With smartphones, tablets, laptops, and of course the good old TV (or Apple TV for the gadget geeks) and cinema, everybody is staring at an electronic device. Lifestyles have certainly changed in the hyper-connected new social era, enabled by digital gadgets that are perpetually connected to the web.
Thanks to a blog post by Brian Solis on Google’s report The New Multi-screen World: Understanding Cross-Platform Consumer Behavior, we now have a better understanding of how screens dominate our lives.
Let me highlight some salient statistics from the report and what its implications are for us.
Our Average Time Spent On Screens
First, almost all our interactions with media are screen based. Essentially, this means that we’re not only logging on to Facebook or Twitter using our mobiles or tablets, but we’re also consuming the news and listening to music on a screen.
With such a huge dominance of the screen over newspapers, magazine and radio, it is clear that marketing content must now be crafted to fit a dynamic rather than static channel. Creative concepts and “big ideas” must be relevant to multi-media platforms, with visuals, narratives and interactive elements that optimise the properties of screens.
How We Spend Our Online Time
Second, our online time is spread between four media devices – smartphones, tablets, PCs/laptops, and TVs.
As you can see from the graphic above, our time per interaction is limited to 45 minutes or less. Consumption of content thus becomes one of snacking on bite-sized bits as opposed to full-length features.
The implications of this is that “marketing” content needs to be even more attractive and alluring than before.
As there are a quadrillion things that I want to do on my screens, the last thing I want to do is to stare through a boring cookie cutter presentation.
What We Do While Switching Screens
Third, we are using screens in sequence, switching from one to another.
Smartphones are the most common points to start (since they’re so convenient), followed by PCs/laptops and tablets. Often, screen switching occurs due to the need to do more complex work that may require a full keyboard to key in details. Interestingly, smartphones and tablets tend to work in exclusion of each other since both offer mostly similar features.

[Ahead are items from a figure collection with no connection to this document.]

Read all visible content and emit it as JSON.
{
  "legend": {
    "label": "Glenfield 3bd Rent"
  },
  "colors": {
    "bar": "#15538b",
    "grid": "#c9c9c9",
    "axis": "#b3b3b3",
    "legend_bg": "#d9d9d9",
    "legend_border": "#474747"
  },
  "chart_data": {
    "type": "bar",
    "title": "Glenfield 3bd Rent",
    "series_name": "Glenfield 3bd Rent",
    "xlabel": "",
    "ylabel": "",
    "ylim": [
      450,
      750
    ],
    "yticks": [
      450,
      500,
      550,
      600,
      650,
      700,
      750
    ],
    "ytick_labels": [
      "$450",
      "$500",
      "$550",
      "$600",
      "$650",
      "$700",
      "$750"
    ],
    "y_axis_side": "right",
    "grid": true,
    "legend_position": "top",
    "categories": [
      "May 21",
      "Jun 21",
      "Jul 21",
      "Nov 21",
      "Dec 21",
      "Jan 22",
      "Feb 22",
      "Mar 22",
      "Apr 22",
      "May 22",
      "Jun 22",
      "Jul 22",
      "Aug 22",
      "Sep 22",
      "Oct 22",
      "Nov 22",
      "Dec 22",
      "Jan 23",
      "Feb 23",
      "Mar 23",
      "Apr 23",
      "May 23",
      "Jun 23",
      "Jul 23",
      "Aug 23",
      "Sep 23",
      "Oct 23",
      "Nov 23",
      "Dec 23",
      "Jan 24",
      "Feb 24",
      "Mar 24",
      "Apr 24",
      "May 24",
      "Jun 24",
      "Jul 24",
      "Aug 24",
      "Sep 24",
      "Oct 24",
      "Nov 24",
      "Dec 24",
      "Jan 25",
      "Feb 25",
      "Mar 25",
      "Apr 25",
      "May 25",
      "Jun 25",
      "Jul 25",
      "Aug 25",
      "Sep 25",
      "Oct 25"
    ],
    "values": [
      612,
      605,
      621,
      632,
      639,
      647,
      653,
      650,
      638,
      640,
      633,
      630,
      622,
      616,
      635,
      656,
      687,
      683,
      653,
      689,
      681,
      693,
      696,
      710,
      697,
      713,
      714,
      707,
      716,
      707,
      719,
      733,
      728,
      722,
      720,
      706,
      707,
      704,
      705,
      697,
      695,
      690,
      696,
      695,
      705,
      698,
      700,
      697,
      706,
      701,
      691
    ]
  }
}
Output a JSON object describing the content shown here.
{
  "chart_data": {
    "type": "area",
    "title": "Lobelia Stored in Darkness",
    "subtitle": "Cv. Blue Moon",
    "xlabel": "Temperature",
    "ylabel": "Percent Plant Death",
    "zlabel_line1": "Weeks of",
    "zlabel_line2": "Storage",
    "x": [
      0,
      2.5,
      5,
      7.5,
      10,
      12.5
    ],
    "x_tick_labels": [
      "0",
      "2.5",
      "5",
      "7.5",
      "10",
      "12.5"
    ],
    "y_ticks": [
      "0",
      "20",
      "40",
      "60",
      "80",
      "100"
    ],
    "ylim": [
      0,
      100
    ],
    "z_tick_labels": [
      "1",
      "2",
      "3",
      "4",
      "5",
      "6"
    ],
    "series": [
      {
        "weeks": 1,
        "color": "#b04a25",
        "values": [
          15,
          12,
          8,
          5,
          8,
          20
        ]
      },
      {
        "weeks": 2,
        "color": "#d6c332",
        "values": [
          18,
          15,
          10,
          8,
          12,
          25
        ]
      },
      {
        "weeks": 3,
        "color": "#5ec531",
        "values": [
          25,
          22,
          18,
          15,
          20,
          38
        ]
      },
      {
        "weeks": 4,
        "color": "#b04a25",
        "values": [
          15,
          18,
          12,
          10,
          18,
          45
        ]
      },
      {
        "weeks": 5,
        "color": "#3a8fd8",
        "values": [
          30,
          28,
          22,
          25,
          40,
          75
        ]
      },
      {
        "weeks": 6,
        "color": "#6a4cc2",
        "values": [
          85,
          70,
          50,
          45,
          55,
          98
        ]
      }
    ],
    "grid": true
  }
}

What We Do During Simultaneous Screen Usage
Fourth, many of us are using screens simultaneously.
If we look at the graphic above, we can see that it isn’t rare for somebody to email, browse the internet and “like” a Facebook post in quick succession. Often, the “main screen” being played in the background is the TV, while each of us would hold either a smartphone or a tablet to browse the web, tweet, or play a game.
While the TV is largely a passive entertainment device, the three smaller screens have a slightly different focus:
1) Computers keep us productive and informed. PCs or laptops are also the most common place for us embark on more complex activities.
2) Smartphones keep us connected. They are also the most common place to start for online activities.
3) Tablets keep us entertained. They’re also great for shopping, planning holidays, or booking of cinema tickets.
With the ubiquity of screens in our lives, it is important for marketers to consider how our content can be made more “screen-tastic”, ie vivid (sight, sound, movement), succinct, share-able, interactive and transactional.
Content also needs to be tailored to fit different sized screens, with mobile and tablet friendly versions being the norm rather than the exception. As consumers jump from one screen to another, a common digital memory is needed so that they needn’t repeatedly key in the same information for each transaction.
Sometimes we forgot those important facts to make it more “screen tastic”.